Je suis Ivoirien, né en Côte d’Ivoire. Je suis arrivé en France en 2019, précisément à Marseille. Mon intégration n’a pas été facile, car il fallait que je me trouve un métier pour m’en sortir. Lors de mon arrivée en France je voulais poursuivre mes études en électricité, mais faute de place dans un CFA d’électricité, sans patron, j’ai dû abandonner cette idée.

J’ai été conseillé par un ami qui m’a dirigé vers un CFA à Marseille, un centre de formation aux métiers de l’hygiène et de la propreté. J’ai eu à faire des entretiens avec des responsables qui m’ont fait connaître le métier et le salaire que je pourrais avoir. D’un coup, je me suis intéressé à ce métier.

Ce qui m’a donné le courage de poursuivre dans les métiers de la propreté, c’est le salaire. Comme toute personne qui souhaite travailler, on est plus attiré par le salaire que par le métier en lui-même.

Du sourire au dégoût

J’ai eu mon premier entretien d’embauche avec une entreprise et la semaine qui suivait, j’ai signé mon premier contrat. Au début avec mon entreprise, tout allait bien. Vu que j’étais nouveau dans ce métier, le patron avait le sourire et prenait du temps pour m’expliquer les choses.

Mais à un moment donné, j’ai commencé à sentir un manque de considération de sa part, une forme de soumission attendue et même parfois des mots grossiers. Et même avec les clients, je ne me sentais pas libre de leur parler quand il y avait une situation où l’on n’était pas d’accord.

Je trouve que nous ne sommes pas toujours assez protégés par nos employeurs face aux personnes que nous rencontrons sur les sites.
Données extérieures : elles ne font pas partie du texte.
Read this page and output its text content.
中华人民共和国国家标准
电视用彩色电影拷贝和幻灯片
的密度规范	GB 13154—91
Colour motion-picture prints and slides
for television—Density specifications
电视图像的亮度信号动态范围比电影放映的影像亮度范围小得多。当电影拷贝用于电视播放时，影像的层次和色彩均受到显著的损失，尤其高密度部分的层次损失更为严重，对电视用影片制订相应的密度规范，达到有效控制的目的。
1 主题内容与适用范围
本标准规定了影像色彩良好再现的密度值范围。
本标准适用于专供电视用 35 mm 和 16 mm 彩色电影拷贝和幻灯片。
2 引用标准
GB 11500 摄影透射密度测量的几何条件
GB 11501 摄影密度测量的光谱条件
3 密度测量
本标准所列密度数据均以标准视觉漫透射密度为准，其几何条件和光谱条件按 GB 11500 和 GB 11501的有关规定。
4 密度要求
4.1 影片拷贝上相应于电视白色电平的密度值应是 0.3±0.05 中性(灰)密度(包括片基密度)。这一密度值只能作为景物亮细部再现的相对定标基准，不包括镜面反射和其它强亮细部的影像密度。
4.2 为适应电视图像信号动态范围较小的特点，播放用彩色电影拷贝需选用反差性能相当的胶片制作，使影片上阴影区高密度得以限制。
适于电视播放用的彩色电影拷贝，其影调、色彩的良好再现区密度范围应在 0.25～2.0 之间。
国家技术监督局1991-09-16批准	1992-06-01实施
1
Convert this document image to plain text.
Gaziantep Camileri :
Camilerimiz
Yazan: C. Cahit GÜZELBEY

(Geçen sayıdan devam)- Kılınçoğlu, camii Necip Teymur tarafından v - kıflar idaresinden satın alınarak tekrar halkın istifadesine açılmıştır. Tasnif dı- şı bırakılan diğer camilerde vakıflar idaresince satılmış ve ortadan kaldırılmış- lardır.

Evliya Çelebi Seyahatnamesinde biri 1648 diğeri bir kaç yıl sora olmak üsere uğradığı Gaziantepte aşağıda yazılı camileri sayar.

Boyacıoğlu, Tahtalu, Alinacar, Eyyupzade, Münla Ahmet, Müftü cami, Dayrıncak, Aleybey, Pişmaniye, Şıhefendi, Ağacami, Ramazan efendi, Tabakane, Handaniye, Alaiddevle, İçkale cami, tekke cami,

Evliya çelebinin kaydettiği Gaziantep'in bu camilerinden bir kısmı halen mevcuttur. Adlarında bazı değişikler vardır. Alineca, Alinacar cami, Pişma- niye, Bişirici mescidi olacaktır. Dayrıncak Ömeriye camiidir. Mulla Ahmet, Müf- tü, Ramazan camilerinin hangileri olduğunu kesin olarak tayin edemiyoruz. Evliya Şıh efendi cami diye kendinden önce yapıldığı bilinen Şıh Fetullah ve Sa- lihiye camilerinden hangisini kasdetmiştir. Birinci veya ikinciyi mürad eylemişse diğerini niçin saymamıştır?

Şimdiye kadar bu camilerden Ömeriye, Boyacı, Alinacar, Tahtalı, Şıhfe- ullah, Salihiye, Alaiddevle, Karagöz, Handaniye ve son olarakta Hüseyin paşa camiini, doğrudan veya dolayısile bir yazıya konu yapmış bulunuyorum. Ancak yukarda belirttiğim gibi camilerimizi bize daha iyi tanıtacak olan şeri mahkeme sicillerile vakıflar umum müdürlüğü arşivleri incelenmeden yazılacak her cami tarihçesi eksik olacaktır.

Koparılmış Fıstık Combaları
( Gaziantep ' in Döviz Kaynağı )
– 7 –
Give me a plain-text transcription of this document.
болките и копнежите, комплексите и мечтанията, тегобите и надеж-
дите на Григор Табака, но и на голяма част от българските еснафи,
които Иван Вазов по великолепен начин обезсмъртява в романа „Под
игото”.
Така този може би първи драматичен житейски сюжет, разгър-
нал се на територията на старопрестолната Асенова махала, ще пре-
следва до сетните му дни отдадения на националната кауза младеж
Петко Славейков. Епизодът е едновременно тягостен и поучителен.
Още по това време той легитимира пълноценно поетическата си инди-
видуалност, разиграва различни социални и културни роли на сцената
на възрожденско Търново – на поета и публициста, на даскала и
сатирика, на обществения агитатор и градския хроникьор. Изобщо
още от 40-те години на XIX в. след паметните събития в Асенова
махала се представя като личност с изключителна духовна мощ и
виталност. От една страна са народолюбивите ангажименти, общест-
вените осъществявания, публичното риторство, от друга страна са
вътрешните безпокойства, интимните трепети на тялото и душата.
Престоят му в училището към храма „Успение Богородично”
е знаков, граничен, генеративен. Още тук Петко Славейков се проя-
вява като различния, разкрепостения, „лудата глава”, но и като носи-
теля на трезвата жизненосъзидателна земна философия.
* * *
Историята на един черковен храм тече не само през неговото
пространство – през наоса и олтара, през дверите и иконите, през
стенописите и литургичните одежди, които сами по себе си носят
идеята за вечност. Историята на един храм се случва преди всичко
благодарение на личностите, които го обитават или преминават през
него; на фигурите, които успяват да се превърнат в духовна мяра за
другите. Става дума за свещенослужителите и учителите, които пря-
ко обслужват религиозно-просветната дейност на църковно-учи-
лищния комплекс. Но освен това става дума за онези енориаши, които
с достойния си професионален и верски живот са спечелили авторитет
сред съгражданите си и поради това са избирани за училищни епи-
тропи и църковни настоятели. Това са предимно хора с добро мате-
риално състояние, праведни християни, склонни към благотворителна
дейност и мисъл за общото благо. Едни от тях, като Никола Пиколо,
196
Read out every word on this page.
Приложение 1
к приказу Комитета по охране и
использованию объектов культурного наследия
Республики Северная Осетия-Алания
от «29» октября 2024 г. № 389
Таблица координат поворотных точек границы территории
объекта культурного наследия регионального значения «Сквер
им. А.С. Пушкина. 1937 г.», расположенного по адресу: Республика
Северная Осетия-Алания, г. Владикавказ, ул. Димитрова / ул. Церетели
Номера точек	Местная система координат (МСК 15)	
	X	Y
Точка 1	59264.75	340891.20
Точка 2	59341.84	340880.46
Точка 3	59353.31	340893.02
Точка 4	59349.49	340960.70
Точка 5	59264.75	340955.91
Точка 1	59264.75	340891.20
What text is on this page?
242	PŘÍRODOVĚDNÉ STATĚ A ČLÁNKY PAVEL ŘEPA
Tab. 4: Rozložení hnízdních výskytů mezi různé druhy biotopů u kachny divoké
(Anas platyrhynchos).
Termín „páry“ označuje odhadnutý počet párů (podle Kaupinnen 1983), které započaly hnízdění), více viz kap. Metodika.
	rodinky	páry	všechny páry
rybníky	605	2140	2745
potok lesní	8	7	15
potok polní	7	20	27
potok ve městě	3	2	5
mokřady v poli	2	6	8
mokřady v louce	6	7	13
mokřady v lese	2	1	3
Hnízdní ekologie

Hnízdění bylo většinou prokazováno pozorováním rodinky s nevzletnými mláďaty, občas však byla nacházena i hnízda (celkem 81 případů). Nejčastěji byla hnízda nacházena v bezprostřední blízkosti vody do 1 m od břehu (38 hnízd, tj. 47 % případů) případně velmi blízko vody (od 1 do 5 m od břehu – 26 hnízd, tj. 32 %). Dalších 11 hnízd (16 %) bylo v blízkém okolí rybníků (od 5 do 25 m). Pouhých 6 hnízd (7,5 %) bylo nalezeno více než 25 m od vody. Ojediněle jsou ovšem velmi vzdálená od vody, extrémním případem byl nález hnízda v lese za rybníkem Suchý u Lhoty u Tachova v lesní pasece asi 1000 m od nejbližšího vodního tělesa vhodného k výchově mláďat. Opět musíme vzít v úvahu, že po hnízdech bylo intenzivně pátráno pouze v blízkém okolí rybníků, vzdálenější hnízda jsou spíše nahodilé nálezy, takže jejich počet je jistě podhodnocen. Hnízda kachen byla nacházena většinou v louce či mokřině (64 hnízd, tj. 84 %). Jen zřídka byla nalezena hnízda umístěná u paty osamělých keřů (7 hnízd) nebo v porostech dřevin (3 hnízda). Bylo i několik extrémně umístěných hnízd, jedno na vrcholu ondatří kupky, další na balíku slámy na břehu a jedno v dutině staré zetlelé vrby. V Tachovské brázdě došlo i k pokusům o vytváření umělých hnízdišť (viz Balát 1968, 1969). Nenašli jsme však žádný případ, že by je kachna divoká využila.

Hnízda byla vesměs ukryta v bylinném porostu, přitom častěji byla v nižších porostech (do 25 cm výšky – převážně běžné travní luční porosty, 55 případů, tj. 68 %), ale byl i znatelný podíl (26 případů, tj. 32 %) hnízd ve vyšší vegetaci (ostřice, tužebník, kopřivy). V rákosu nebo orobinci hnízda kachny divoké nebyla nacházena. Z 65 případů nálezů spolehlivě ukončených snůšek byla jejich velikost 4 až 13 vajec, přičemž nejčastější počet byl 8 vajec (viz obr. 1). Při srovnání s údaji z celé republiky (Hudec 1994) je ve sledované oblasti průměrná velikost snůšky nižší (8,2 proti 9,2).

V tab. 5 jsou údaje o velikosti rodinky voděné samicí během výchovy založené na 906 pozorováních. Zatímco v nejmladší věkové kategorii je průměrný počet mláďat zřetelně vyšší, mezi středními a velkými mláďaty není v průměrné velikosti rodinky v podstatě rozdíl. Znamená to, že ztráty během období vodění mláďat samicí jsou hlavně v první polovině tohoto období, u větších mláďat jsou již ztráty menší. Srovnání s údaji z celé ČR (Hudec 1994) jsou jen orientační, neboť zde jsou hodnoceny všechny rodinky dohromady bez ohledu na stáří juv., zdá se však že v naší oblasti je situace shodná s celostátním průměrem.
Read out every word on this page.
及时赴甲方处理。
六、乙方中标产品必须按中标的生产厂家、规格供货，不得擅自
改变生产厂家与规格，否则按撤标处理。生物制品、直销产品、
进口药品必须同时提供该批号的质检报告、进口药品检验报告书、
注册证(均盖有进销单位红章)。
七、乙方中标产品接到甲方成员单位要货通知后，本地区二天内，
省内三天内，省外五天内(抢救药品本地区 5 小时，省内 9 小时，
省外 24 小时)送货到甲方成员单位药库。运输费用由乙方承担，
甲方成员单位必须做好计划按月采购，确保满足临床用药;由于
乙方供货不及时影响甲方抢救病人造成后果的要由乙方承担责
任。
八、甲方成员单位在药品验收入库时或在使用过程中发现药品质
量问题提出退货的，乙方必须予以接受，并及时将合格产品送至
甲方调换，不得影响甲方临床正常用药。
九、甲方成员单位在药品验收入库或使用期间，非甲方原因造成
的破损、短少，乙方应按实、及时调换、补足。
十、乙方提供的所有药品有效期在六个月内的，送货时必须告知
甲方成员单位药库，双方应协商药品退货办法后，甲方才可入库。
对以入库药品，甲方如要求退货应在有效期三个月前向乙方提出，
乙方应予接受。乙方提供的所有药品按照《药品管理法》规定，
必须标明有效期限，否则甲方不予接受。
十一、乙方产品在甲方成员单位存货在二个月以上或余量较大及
Souvent, j’ai eu peur de dire la vérité par peur de perdre le contrat qui nous lie. Il y a eu des situations où je me suis retrouvé en désaccord avec les clients, il y a eu des critiques de leur part sur mon travail, et mon patron n’a même pas pris la peine de me demander ma version des faits. Il n’a même pas cherché à savoir ce qu’il s’était passé, il a considéré que le client avait raison. J’ai senti la haine en moi, le dégoût pour ce boulot. Je n’aimais plus ce métier. J’avais envie d’arrêter.

Manque de considération

Avec l’aide du CFA et de mon formateur, j’ai continué ma formation en changeant d’entreprise. Souvent, je me demande pourquoi avoir choisi ce métier. Le manque de considération de la part des patrons, les injures et le manque de soutien moral quand nous sommes dans les difficultés face aux clients sont durs à supporter.

D’un autre côté, je me sens fier parce que j’exerce un métier qui me donne de quoi manger. Le métier d’agent d’entretien m’a aidé dans mon intégration et m’a aussi donné la chance de voir le milieu du travail. Aujourd’hui grâce à ce métier, j’ai eu mon diplôme en CAP, et là, je continue en bac pro. Le diplôme représente pour moi le fruit de mes efforts fournis pendant plus de deux ans d’apprentissage. Une fois ma formation terminée, je vais basculer sur un autre métier. J’ai déjà des pistes pour ça. J’aimerais poursuivre mon objectif et mon rêve, dans le domaine de l’électricité.

Série 1/4 – Devenir agent de nettoyage, Abdoul Brice n’en a jamais rêvé avant d’arriver en France. Pour lui, c’est un travail difficile à assumer.

Capture d'écran du premier épisode de la série : "Je cache ce que je fais à mes parents".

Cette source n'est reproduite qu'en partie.